I’ve also generated a 32 bit displacement map, and that has no issues whatsoever. No hard edges, nothing. Just a nice proper displacement map. Same with my texture map.

I might give this vector displacement a try maybe? I mean, this is just some portfolio building activity here, thank goodness it’s not work related, but still… very frustrating as I thought I was long over having problems generating normal maps, which before were just a result of me not understanding UV’s very well…

sigh. erm.anymore advice? uvs in maya.jpg

Whats the normal map look like when applied to the exported mesh? You can’t really see any errors when looking at a map alone as the gradients could be correcting smoothing errors present on the mesh.

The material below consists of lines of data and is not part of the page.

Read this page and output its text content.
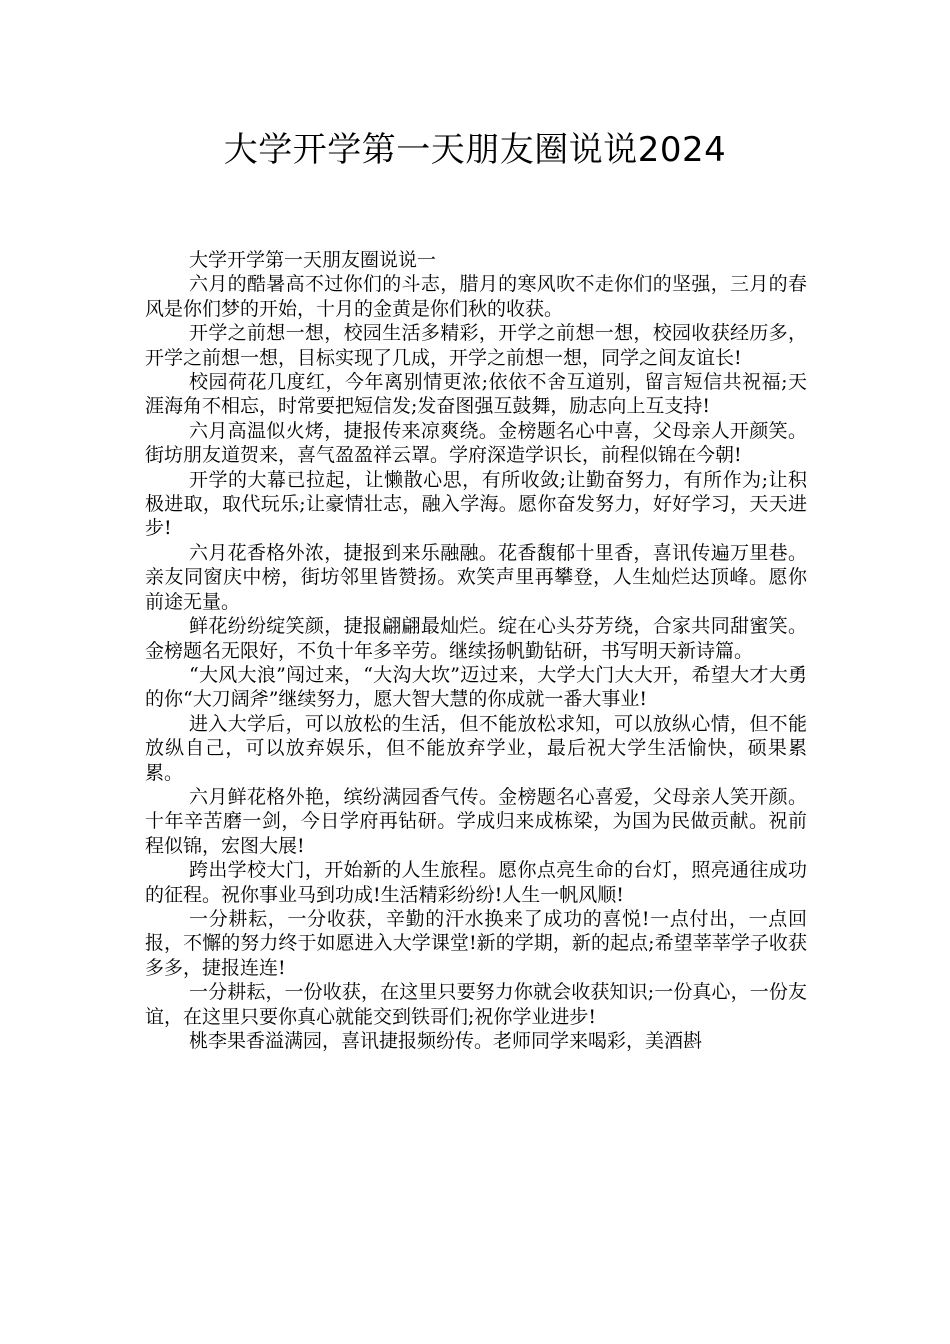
大学开学第一天朋友圈说说2024

大学开学第一天朋友圈说说一

六月的酷暑高不过你们的斗志，腊月的寒风吹不走你们的坚强，三月的春风是你们梦的开始，十月的金黄是你们秋的收获。

开学之前想一想，校园生活多精彩，开学之前想一想，校园收获经历多，开学之前想一想，目标实现了几成，开学之前想一想，同学之间友谊长!

校园荷花几度红，今年离别情更浓;依依不舍互道别，留言短信共祝福;天涯海角不相忘，时常要把短信发;发奋图强互鼓舞，励志向上互支持!

六月高温似火烤，捷报传来凉爽绕。金榜题名心中喜，父母亲人开颜笑。街坊朋友道贺来，喜气盈盈祥云罩。学府深造学识长，前程似锦在今朝!

开学的大幕已拉起，让懒散心思，有所收敛;让勤奋努力，有所作为;让积极进取，取代玩乐;让豪情壮志，融入学海。愿你奋发努力，好好学习，天天进步!

六月花香格外浓，捷报到来乐融融。花香馥郁十里香，喜讯传遍万里巷。亲友同窗庆中榜，街坊邻里皆赞扬。欢笑声里再攀登，人生灿烂达顶峰。愿你前途无量。

鲜花纷纷绽笑颜，捷报翩翩最灿烂。绽在心头芬芳绕，合家共同甜蜜笑。金榜题名无限好，不负十年多辛劳。继续扬帆勤钻研，书写明天新诗篇。

“大风大浪”闯过来，“大沟大坎”迈过来，大学大门大大开，希望大才大勇的你“大刀阔斧”继续努力，愿大智大慧的你成就一番大事业!

进入大学后，可以放松的生活，但不能放松求知，可以放纵心情，但不能放纵自己，可以放弃娱乐，但不能放弃学业，最后祝大学生活愉快，硕果累累。

六月鲜花格外艳，缤纷满园香气传。金榜题名心喜爱，父母亲人笑开颜。十年辛苦磨一剑，今日学府再钻研。学成归来成栋梁，为国为民做贡献。祝前程似锦，宏图大展!

跨出学校大门，开始新的人生旅程。愿你点亮生命的台灯，照亮通往成功的征程。祝你事业马到功成!生活精彩纷纷!人生一帆风顺!

一分耕耘，一分收获，辛勤的汗水换来了成功的喜悦!一点付出，一点回报，不懈的努力终于如愿进入大学课堂!新的学期，新的起点;希望莘莘学子收获多多，捷报连连!

一分耕耘，一份收获，在这里只要努力你就会收获知识;一份真心，一份友谊，在这里只要你真心就能交到铁哥们;祝你学业进步!

桃李果香溢满园，喜讯捷报频纷传。老师同学来喝彩，美酒斟
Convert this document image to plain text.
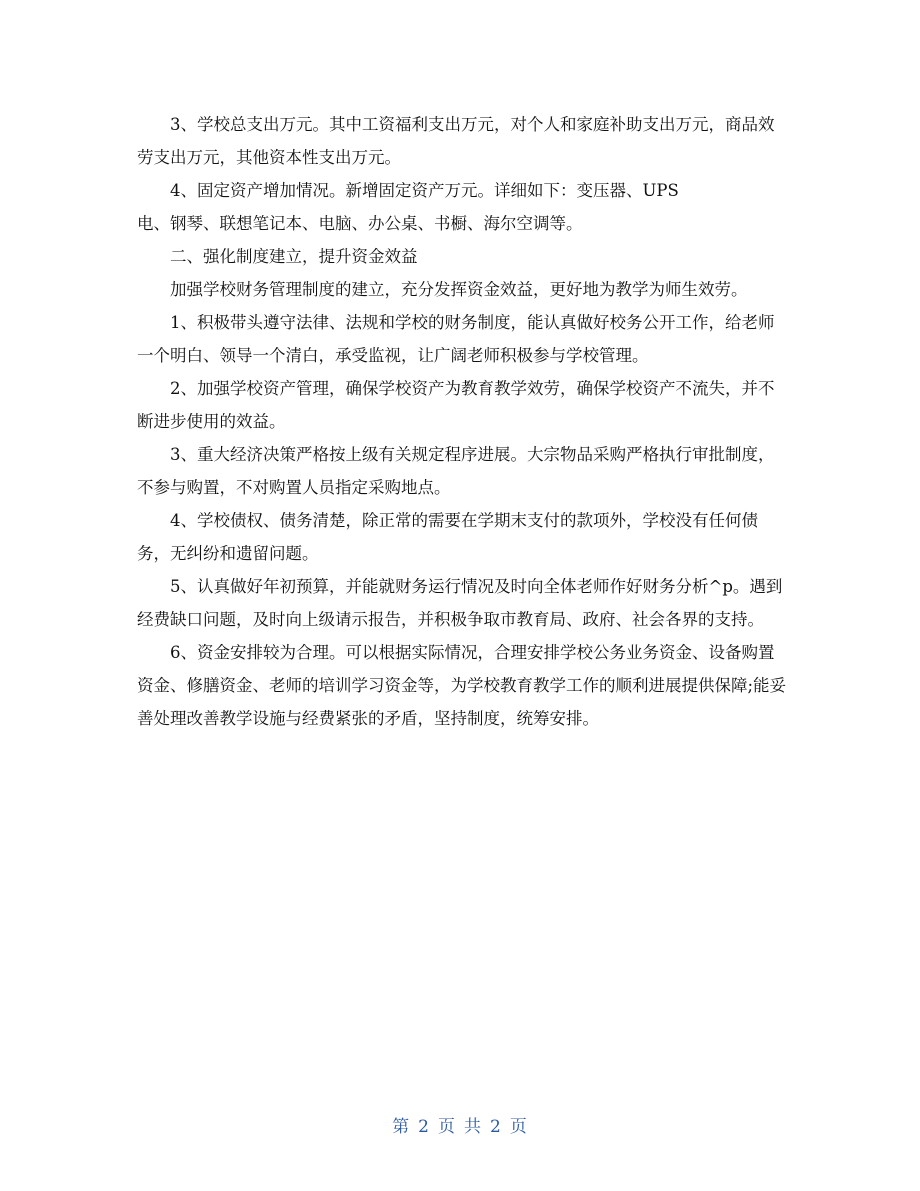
3、学校总支出万元。其中工资福利支出万元，对个人和家庭补助支出万元，商品效劳支出万元，其他资本性支出万元。

4、固定资产增加情况。新增固定资产万元。详细如下：变压器、UPS

电、钢琴、联想笔记本、电脑、办公桌、书橱、海尔空调等。

二、强化制度建立，提升资金效益

加强学校财务管理制度的建立，充分发挥资金效益，更好地为教学为师生效劳。

1、积极带头遵守法律、法规和学校的财务制度，能认真做好校务公开工作，给老师一个明白、领导一个清白，承受监视，让广阔老师积极参与学校管理。

2、加强学校资产管理，确保学校资产为教育教学效劳，确保学校资产不流失，并不断进步使用的效益。

3、重大经济决策严格按上级有关规定程序进展。大宗物品采购严格执行审批制度，不参与购置，不对购置人员指定采购地点。

4、学校债权、债务清楚，除正常的需要在学期末支付的款项外，学校没有任何债务，无纠纷和遗留问题。

5、认真做好年初预算，并能就财务运行情况及时向全体老师作好财务分析^p。遇到经费缺口问题，及时向上级请示报告，并积极争取市教育局、政府、社会各界的支持。

6、资金安排较为合理。可以根据实际情况，合理安排学校公务业务资金、设备购置资金、修膳资金、老师的培训学习资金等，为学校教育教学工作的顺利进展提供保障;能妥善处理改善教学设施与经费紧张的矛盾，坚持制度，统筹安排。

第 2 页 共 2 页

Safest bet, since you have an external program like Max/Maya, is to bake the normal map there so that the tangent basis used during the bake is synced with the render.

Only do what Cryrid said if you’re going to be viewing/rendering this in max or maya. Polycount has a whole break down of different engines bakes and viewing in different applications/engines. Pick the one that works best for your needs.

Headus is breaking your UV’s. After your alterations inside of headus, take it back into maya and check your edges.
also make sure you have weld turned on inside of Zbrush before you import.

held in tool.import I think…might be tool.export though, don’t remember off hand.

edit: Did you say you made cuts inside of Maya? Like, physical cuts to edges to double up on Verts? Why on earth would you do this?

Thanks for the tips :slight_smile:

I’m going to try out Cryrid’s advice as well as just do a retopo within Zbrush. I’ve never actually done a retopo (or tried the uv master plugin) within zbrush so, I guess this is a good opportunity.

Oh and when I said I made cuts I meant just cutting the UV’s within Maya. I just got Headus a while back and I’m still more comfortable making UV cuts within Maya, then getting something like Headus to stretch/arrange it for me. Granted those Uv’s are far from spectacular, but I swear I had a bigger picture in mind when I was doing it. haha.

Anyways, Thank you everybody for your quick and helpful responses! This board is incredible.

I’m still not completely sure whether it was Headus that broke my mesh or was it zbrush? or did i just do something stupid in Maya? Because I tested out a bunch of other meshes I had that ran through the same workflow (Maya->Headus->Zbrush) and none of them came with messed up normals.